The Court concluded that the first applicant could not realistically have concluded that R. would
remain permanently in her care. Indeed, care orders were meant to be temporary and they could be
ended when circumstances permitted.
The courts had given careful consideration to the case, noting the first applicant’s attachment and
caring attitude to R. They had also assessed the parents’ fitness to look after him, at first rejecting an
application by them to take him back, but then finding them capable and ordering R.’s return. The
evidence had included psychological reports and witness statements.

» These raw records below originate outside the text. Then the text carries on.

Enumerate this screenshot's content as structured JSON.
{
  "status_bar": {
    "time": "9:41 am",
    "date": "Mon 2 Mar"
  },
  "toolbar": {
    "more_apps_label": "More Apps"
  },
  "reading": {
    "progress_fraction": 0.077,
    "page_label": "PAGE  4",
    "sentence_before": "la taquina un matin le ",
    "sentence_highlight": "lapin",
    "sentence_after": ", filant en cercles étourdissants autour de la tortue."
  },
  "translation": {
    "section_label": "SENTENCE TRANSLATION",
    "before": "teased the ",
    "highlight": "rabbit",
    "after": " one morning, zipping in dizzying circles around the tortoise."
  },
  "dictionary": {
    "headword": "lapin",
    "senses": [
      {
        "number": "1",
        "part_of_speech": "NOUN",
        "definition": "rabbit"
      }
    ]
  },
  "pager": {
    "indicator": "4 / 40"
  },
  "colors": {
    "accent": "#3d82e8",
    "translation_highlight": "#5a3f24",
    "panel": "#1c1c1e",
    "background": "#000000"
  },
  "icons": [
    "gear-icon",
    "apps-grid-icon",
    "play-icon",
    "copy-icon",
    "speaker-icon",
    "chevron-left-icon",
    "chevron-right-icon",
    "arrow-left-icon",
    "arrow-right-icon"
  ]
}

The Court concluded that the domestic authorities’ decisions had been in the best interests of the
child, had been taken within the limits of their discretion (“margin of appreciation”), and had been
backed up with relevant and sufficient reasons. The interference had therefore been necessary in a democratic society and there had been no violation of Article 8.
The decision to refuse contact between the applicants and R.
The Government submitted that the courts’ decision to refuse the applicants’ any access to R. had
been based on the Family Code, which provided an exhaustive list of those entitled to such contact.
The applicants had had no blood or legal ties to R. and so had not had any right to access.
The Court noted that it had in previous cases expressed concern about the lack of flexibility in
Russian legislation on granting access to children, which did not take account of the variety of family
situations or the best interests of children.
Such issues had led the Court to find a violation of Article 8 in the case of Nazarenko v. Russia where
the law had excluded the applicant from his child’s life after his parental status was removed, even
though he had looked after her for five years.
The Court found no reason to depart from its reasoning in Nazarenko. The courts had made no
attempt to assess the particular circumstances of the case in relation to R., such as the nature of the
applicants’ relationship with him, whether it was in his best interests for them to continue to have
contact with him, or to weigh up the applicants’ interests and those of the parents.
The courts’ reliance only on the terms of the Family Code to deny access to the applicants could not
be regarded as “relevant and sufficient” reasons and it was not acceptable that they had not carried
out an assessment of the circumstances. That had amounted to a failure to weigh up fairly the rights
of all those involved and there had been a violation of Article 8.
The applicants requested that the Court apply measures under Article 46 (binding force and
execution of judgments) to take all the necessary steps to restore their contact with R. However, the
Court decided to leave it to the Government to choose the means in the domestic order to discharge
their legal obligation.
Just satisfaction (Article 41)
The Court held that Russia was to pay the applicants 16,000 euros (EUR) jointly in respect of
non-pecuniary damage, and EUR 200 jointly in respect of costs and expenses(echrcaselaw.com editing).